Bush, who appeared nervous at the outset of the press conference, insisted he had not applied a "litmus test" of how Souter ruled in previous cases. The president noted that Souter had been considered for a previous Supreme Court opening late in the Reagan administration and added, "I have selected a person who will interpret the Constitution and, in my view, not legislate from the bench."
Souter's progressive leanings took conservatives---and liberals, frankly---by surprise. (I believe their exact words were, "What the F....??!!")  But he did exactly what his appointer said he would: rule fairly and un-legislatively.  We wish him a long and happy retirement in New Hampshire cracking walnuts with his gavel.  If anyone's earned it, he has.

CHEERS to the epicenter of world domination. (Hat tip to Eddie C)  Stu Rothenberg is a prominent and well-regarded political analyst, and his latest blog post covers the political evolution in the Great State of Maine.  Fact is, we've been more than happy to vote for Republicans at every level through the years, because they've have tended to be somewhat not crazy.  But as one city has turned a darker shade of blue, says Rothenberg, so has the state as a whole:

Portland, the state’s largest city, clearly has led Maine’s transformation from a swing state in the 1970s to a largely Democratic state now. … The gentrification that has developed in Portland is appearing elsewhere around the country, and for now at least, the kinds of voters who value Portland’s changing values and lifestyle seem more inclined to support Democratic candidates than Republicans.  That’s something for both parties to consider, not just in Maine but nationally.
Please don’t hate us because we're smart, sexy, and ahead of the curve.  Because that might make us angry.  You don’t want to see us when we're angry.  That's when we release the lobsters with lasers.

Nixon and Khruschev talking at a microphone during the famous 1959
"Potato!" "Puhtato!" "Tomato!" "Tomahto!"
"Let's settle this with nukes."
CHEERS to great moments in standing around fake display kitchens.  Fifty-four years ago today, on July 24, 1959, Richard Nixon---then Ike's veep---engaged in a verbal fisticuffs with Nikita Khrushchev on the merits of capitalism versus communism, an event that became known as the "Kitchen Debate."  It was a civilized discussion until the Soviet leader got pissed and gave one of Nixon's aide's a nipplectomy with a cheese grater.  (Khrushchev later paid to have them replaced, after which the aide sent him a brief note: "Thanks for the mammaries.")


Five years ago in C&J: July 24, 2008

President Barack Obama in Berlin, July 2008
Ha!
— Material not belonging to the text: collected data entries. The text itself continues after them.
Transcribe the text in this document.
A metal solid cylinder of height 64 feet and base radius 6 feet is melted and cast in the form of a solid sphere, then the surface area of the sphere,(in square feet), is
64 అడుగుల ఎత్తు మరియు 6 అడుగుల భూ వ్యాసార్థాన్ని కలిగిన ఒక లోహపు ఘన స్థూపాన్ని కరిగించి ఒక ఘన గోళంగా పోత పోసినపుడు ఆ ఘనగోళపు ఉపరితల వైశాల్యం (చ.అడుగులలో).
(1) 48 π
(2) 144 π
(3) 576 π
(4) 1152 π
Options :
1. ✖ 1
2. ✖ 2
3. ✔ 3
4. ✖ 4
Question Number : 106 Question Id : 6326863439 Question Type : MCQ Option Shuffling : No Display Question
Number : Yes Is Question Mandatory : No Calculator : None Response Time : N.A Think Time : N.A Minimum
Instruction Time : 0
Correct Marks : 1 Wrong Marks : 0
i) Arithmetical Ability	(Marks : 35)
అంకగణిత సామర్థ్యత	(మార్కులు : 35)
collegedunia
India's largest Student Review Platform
Ha! That lady over
there is pickin' her nose!
CHEERS to Day Four.  Even die-hard Hillary supporters have to admit: Barack Obama is makin' all the right moves on his overseas trip (which, we gleefully remind everyone, the Republicans prodded him to do---ha!) while John McCain just keeps getting angrier and more desperate.  Today---at  1pm eastern---Obama will give a speech in front of a hundred million screaming fans in Berlin, and make history as he addresses them directly:
"Wenn der Mist brav stinkt, so gibts Regen.  Die Frösche quaken wohl, aber das Wetter machen sie nicht.  Trägts Häschen lang sein Sommerkleid, so ist der Winter auch noch weit."
Translation: "When the manure is giving off a good stink, there'll be rain.  The frogs do indeed croak, but they don't make the weather.  If the bunny's wearing his summer coat a long time then winter is still far off."  Trust me---it'll bring the Germans to tears, and dislodge any food that might be stuck in the back of Obama's throat.  Everybody wins.  Except, of course, McCain.


And just one more…

JEERS to the royal baby.  Sorry to steal your thunder, Britain, but we're just not that into your tyke, so we drafted one of our own (no, it's not the president's...it's a former WH employee's kid, and may I say, phew):

President Obama with a baby
It's a girl---brilliant!  Her full name is Georgette Washington Accepts Cornwallis Surrender At Yorktown.  But you can just call her Miss Yankee Doodlette of Whupass.

Have a nice Wednesday.  Floor's open...What are you cheering and jeering about today?


Today's Shameless C&J Testimonial:

"The thing is, Bill in Portland Maine is under a mask, he could be anyone under that.  Gay, straight, black, white or anyone, he’s just a hero."